Complete recycling of concrete waste to produce carbon-negative geopolymer concrete

About This Grant

This project will develop innovative and sustainable technology for complete recycling of concrete waste, including recycled concrete aggregates and recycled concrete fines, to produce carbon-negative geopolymer concrete. The successful completion of this project will promote complete recycling of concrete waste in an environmentally friendly and sustainable way to avoid the use of energy-intensive and high-carbon-footprint. It will also save on monetary and environmental costs related to transportation and disposal of concrete waste, reduce the demand for using natural sand and aggregate, and sequester carbon dioxide. Additional societal benefits will be realized through outreach and educational activities including Summer Engineering Academy and K-12 mentoring programs, development and display of educational exhibits at Biosphere 2, and mentorship of undergraduate and graduate students.

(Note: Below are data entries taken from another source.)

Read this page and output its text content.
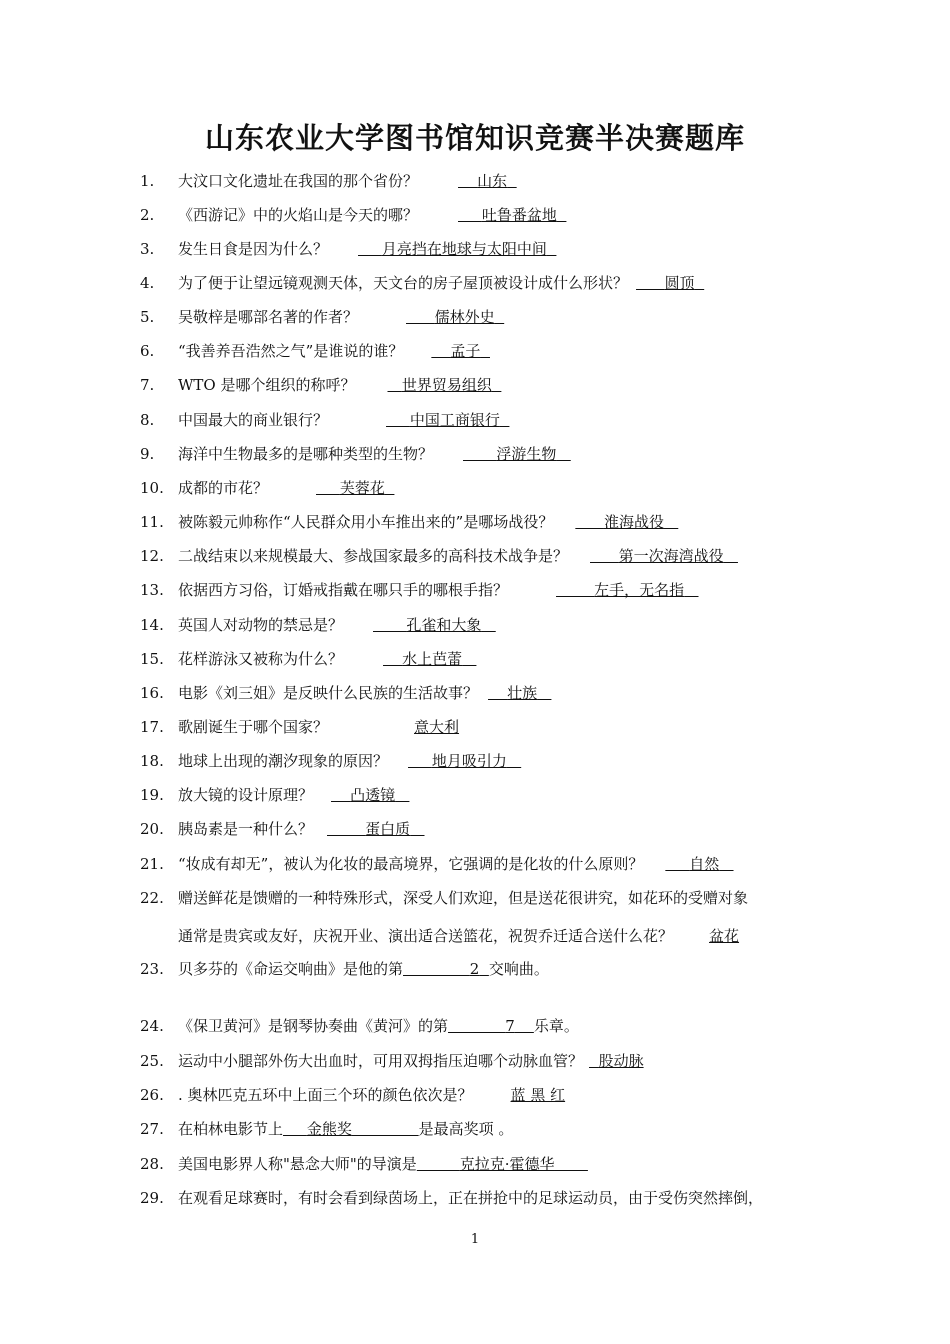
山东农业大学图书馆知识竞赛半决赛题库
1.	大汶口文化遗址在我国的那个省份？	山东
2.	《西游记》中的火焰山是今天的哪？	吐鲁番盆地
3.	发生日食是因为什么？	月亮挡在地球与太阳中间
4.	为了便于让望远镜观测天体，天文台的房子屋顶被设计成什么形状？ 圆顶
5.	吴敬梓是哪部名著的作者？	儒林外史
6.	“我善养吾浩然之气”是谁说的谁？	孟子
7.	WTO 是哪个组织的称呼？	世界贸易组织
8.	中国最大的商业银行？	中国工商银行
9.	海洋中生物最多的是哪种类型的生物？	浮游生物
10. 成都的市花？	芙蓉花
11. 被陈毅元帅称作“人民群众用小车推出来的”是哪场战役？	淮海战役
12. 二战结束以来规模最大、参战国家最多的高科技术战争是？	第一次海湾战役
13. 依据西方习俗，订婚戒指戴在哪只手的哪根手指？	左手，无名指
14. 英国人对动物的禁忌是？	孔雀和大象
15. 花样游泳又被称为什么？	水上芭蕾
16. 电影《刘三姐》是反映什么民族的生活故事？ 壮族
17. 歌剧诞生于哪个国家？	意大利
18. 地球上出现的潮汐现象的原因？	地月吸引力
19. 放大镜的设计原理？ 凸透镜
20. 胰岛素是一种什么？	蛋白质
21. “妆成有却无”，被认为化妆的最高境界，它强调的是化妆的什么原则？	自然
22. 赠送鲜花是馈赠的一种特殊形式，深受人们欢迎，但是送花很讲究，如花环的受赠对象
通常是贵宾或友好，庆祝开业、演出适合送篮花，祝贺乔迁适合送什么花？ 盆花
23. 贝多芬的《命运交响曲》是他的第	2 交响曲。
24. 《保卫黄河》是钢琴协奏曲《黄河》的第	7 乐章。
25. 运动中小腿部外伤大出血时，可用双拇指压迫哪个动脉血管？ 股动脉
26. . 奥林匹克五环中上面三个环的颜色依次是？	蓝 黑 红
27. 在柏林电影节上 金熊奖	是最高奖项 。
28. 美国电影界人称"悬念大师"的导演是	克拉克·霍德华
29. 在观看足球赛时，有时会看到绿茵场上，正在拼抢中的足球运动员，由于受伤突然摔倒，
1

The approach of this project is based on the innovative integration of carbonation and geopolymerization, which could fundamentally revolutionize the conventional concept for recycling concrete waste. The research is guided by four hypotheses. These hypotheses address the fundamental mechanisms for complete recycling concrete waste to produce carbon-negative geopolymer concrete. To test them, the project will pursue four research objectives. They include elucidating how the carbonation of recycled concrete fines affects the geopolymerization process and enhance the geopolymer properties, obtaining a fundamental understanding of the interaction between the carbonated recycled concrete aggregates and the geopolymer, studying the performance of geopolymer concrete produced from fully recycled concrete waste through carbonation and geopolymerization, and evaluating the environmental impact and techno-economic feasibility of producing geopolymer concrete from fully recycled concrete waste through carbonation and geopolymerization. The research will not only evaluate macroscale behavior, but also investigate micro/nanoscale morphology, composition, and properties. Evaluation of the environmental impact and techno-economic feasibility will also be performed. Successful completion of the project will advance knowledge in mineral carbonation, geopolymerization, and concrete waste recycling. This award reflects NSF's statutory mission and has been deemed worthy of support through evaluation using the Foundation's intellectual merit and broader impacts review criteria.